Fish board votes to require early-season registration

Dec 4, 2015

Fishermen will have to drop a blue card and register to fish in any district from the get-go next summer.

Ekuk setnetter Travis Ball talks to a fellow fisherman at the Board of Fisheries Bristol Bay finfish meeting in Anchorage at the Egan Convention Center on Dec. 4, 2015.
Credit KDLG News

The Alaska Board of Fisheries voted unanimously today to get rid of early season free fishing periods in the east side districts. That means next summer, fishermen will have to drop their cards for a specific district when they start fishing, as was asked for in proposal 41.

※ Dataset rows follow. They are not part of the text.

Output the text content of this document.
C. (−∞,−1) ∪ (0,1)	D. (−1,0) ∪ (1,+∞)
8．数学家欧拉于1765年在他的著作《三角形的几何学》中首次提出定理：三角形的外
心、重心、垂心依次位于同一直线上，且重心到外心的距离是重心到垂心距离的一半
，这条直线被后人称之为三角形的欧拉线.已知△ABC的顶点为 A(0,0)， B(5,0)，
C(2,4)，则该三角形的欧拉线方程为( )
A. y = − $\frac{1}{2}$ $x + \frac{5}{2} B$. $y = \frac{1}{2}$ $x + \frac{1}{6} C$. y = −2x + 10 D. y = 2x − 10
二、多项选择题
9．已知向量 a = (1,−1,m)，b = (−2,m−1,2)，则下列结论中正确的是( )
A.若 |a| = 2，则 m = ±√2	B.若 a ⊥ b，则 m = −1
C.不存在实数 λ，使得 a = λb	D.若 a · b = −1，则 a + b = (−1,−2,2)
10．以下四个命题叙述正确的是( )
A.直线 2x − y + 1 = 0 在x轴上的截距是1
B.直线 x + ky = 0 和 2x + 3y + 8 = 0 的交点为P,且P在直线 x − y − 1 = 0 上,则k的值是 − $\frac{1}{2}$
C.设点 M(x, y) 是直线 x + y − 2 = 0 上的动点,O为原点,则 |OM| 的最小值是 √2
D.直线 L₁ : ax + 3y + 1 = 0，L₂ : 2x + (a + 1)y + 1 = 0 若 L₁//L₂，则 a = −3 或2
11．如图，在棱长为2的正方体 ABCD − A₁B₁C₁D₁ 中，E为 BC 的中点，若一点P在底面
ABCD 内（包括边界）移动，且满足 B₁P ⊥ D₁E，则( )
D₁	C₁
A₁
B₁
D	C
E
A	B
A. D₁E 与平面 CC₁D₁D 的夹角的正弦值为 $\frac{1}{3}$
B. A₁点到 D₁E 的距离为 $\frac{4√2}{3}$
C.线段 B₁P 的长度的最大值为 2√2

Before the vote, board member Sue Jeffrey said that most appeared to support that change.

“The majority I believe of the testimony was in favor of this proposal,” she said. “And that also reflects the on-time public comments. There was no opposition to the original proposed 41 and the substitute language clarifies that.”

While most of the room supported it, a few drift fishermen noted that they enjoyed the flexibility. Naknek drifter Everett Thompson said he likes the opportunity to move between districts early in the season, getting a feel for his gear, vessel and the fish before committing to one district.

The board also voted unanimously to make the Togiak District a little more exclusive with the adoption of proposal 44, which closed a loophole that had been used by some drifters to transfer into the district before the July 27, the date it opens up.

Other proposed changes failed.  There was little support at the meeting for reducing the 48-hour wait to transfer districts to just 12 hours. Board member Tom Kluberton said in his mind it raised some concerns for management.

“I also feel that it’s got potential for disturbing harvest information for the department to utilize in analyzing run strength and stock compositions in that, if we were to reduce the 48 hours to 12, there was some talk about people being able to transport fish, to move," Kluberton said during the board's deliberations.

The board also voted unanimously against a proposal to eliminate the 48-hour wait for Nushagak District set-netters to transfer sides of the bay. That had mixed testimony earlier in the day.

Clarks Point set-netter Desmond Hurley from Clarks Point was one of its supporters, and said the reality is there are times of the season there are a lot of open sites and the few set-netters still fishing should be able to move around to find the fish. He referenced the silver season, after the sockeye fun, as one point when the transfer time is harmful to his business.

“There’s not that many people that fall fish anymore,” Hurley said. “Certain seasons, you should be able to go to different spots in the Nushagak.”

But many at the meeting opposed the change, including drifter Robert Heyano who said it could create new conflicts between drifters and set-netters.

“A very serious problem is that you can have a drifter in a completely legal set and a mobile set-netter come in and set within the required distance separation and it’s the drifter who gets ticketed,” Heyano said. “Since this regulation is in place, that has eliminated that substantially.”

In other decisions, the board declined the general districts and agreed to require GPS markers to establish boundaries as opposed to the old ADF&G markers. 

The board is expected to deliberate set and drift permit stacking proposals on Saturday; board member Fritz Johnson, of Dillingham, won't be able to vote on the drift proposals.